Chile and Peru have already taken their rates, respectively, to 0.5% and 0.25% (the lowest nominal level among emerging countries) per year. Bradesco, as reported by Valor Econômico, is betting that inflation in both economies will reach 2.5% and 2.8% by the end of 2020, which would lead both countries to experience negative interest rates.
The same would happen in Colombia. Currently, the country’s benchmark interest rate is 3.25%, but Bradesco estimates that it may reach 2.75% at the end of 2020. As consumer inflation is projected at 2.8%, the real rate interest rates would be negative in the country.
According to the Bradesco report, Mexico would come close, but would not reach negative interest rates. For now, Bradesco’s bet is that, by the end of 2020, Banxico will reduce the country’s benchmark rate from 6% per year to 3.5% per year, and that inflation this year will reach 2.9%. According to a ranking by Infinity’s chief economist, Jason Vieira, with the top 40 economies in the world, Mexico would end the year with a real interest rate of 1.71%.

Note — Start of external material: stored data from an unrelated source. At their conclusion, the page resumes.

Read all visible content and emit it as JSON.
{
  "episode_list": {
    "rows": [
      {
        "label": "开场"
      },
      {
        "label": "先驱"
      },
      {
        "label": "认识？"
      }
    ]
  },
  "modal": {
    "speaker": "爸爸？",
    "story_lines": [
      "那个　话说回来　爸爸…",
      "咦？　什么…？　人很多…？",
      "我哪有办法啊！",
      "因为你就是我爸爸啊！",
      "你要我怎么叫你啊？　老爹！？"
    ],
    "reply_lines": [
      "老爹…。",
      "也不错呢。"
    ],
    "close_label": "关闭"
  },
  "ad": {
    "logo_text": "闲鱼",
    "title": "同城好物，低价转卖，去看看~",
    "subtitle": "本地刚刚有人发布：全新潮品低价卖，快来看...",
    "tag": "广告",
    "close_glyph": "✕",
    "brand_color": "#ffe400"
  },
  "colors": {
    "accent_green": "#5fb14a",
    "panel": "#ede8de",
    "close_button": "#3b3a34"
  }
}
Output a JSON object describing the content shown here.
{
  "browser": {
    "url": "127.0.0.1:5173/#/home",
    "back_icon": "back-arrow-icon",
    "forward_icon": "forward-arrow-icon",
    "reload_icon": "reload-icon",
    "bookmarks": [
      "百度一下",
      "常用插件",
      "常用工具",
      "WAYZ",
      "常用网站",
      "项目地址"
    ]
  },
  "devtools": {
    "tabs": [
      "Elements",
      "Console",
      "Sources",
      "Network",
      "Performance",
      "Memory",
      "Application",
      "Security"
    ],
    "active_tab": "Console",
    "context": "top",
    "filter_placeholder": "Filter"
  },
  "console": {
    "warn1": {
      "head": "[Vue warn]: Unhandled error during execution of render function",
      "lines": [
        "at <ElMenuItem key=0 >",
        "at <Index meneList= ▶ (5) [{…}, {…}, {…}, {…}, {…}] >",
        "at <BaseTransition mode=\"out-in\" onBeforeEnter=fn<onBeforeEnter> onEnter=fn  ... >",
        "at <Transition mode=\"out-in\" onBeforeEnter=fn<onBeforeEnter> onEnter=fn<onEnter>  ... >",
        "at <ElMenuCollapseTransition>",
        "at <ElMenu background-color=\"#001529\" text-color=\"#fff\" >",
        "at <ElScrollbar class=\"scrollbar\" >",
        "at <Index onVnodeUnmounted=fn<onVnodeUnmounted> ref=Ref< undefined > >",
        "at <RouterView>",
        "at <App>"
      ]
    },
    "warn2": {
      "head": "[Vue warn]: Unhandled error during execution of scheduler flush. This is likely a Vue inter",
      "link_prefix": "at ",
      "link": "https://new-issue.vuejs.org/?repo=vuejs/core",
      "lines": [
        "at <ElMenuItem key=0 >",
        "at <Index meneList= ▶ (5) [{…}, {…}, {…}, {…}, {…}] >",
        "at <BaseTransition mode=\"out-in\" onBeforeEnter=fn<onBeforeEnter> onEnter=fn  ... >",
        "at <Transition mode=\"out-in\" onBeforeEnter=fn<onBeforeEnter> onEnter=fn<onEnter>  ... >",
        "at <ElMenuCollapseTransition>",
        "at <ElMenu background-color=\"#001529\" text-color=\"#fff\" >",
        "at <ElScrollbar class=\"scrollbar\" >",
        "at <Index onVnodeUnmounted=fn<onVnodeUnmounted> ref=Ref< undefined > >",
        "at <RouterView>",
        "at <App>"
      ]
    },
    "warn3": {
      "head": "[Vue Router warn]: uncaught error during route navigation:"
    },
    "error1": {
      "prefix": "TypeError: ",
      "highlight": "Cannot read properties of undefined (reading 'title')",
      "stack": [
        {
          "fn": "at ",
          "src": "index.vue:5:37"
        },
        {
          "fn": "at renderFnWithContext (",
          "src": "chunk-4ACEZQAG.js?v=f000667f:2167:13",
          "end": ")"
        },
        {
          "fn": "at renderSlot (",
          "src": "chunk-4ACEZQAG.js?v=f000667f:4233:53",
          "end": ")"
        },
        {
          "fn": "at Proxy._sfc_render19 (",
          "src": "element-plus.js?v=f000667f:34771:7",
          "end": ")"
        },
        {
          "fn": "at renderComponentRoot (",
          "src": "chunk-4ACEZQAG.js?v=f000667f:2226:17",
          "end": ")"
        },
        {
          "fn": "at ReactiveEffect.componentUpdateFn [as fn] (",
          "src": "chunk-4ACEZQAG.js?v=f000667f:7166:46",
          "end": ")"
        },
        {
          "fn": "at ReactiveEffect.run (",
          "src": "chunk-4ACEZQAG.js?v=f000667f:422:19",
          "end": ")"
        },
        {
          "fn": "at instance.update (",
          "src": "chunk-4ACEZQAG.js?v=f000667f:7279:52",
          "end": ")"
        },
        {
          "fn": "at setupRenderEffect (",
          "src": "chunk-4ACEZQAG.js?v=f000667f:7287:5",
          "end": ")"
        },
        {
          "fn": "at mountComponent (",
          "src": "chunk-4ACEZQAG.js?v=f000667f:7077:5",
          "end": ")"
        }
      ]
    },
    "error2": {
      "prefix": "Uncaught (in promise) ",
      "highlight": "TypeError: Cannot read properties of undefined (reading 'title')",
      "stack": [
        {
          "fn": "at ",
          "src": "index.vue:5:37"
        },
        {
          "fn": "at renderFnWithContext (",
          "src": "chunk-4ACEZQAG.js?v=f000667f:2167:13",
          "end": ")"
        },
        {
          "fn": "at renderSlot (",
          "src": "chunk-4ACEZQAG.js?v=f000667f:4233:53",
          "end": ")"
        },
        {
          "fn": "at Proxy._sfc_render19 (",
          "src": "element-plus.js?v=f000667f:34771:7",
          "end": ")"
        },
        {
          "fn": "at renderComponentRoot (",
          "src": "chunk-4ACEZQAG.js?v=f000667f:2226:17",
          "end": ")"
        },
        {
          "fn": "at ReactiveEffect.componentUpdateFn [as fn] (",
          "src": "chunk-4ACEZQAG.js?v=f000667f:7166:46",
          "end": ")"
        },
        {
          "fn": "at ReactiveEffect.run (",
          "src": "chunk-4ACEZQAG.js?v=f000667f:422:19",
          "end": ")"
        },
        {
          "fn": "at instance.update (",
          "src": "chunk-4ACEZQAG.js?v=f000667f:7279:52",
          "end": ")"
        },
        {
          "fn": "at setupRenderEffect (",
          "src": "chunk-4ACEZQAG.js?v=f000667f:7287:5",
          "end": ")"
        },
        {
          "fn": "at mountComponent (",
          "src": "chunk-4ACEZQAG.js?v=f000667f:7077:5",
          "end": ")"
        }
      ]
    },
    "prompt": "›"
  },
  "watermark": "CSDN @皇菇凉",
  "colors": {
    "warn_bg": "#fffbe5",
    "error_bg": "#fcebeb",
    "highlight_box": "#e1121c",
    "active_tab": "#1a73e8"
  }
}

Brazil, the region’s largest economy, would also still be somewhat distant from negative real interest rates. Last week, the Central Bank’s Monetary Policy Committee (Copom) took the country’s benchmark interest rate to a new historic level, at 3% per year. In the Minutes of last week’s meeting and disclosed today, Copom said that it does not rule out a further cut in the basic interest rate, “no higher than the previous one”, by -0.75 percentage points. Considering this, for Bradesco, the country may close 2020 with a benchmark interest rate of 2.25% per year, and inflation at 2.2%.
In Infinity’s projections, made on May 6th, before the release of the latest Copom minutes, Brazil still appears among those with the highest real interest rates in the world: 0.38% per year, well above the average rate of -0,54% per year projected for the next 12 months for the set of analyzed countries.
In the document, Copom admits that the demand deflationary shock will lead to a inflation slowdown, to “levels not compatible with the targets” foreseen at the beginning of the year. The Council also makes it clear that there is a discussion among its members about a cap, a minimum operating interest rate that the country could not pass.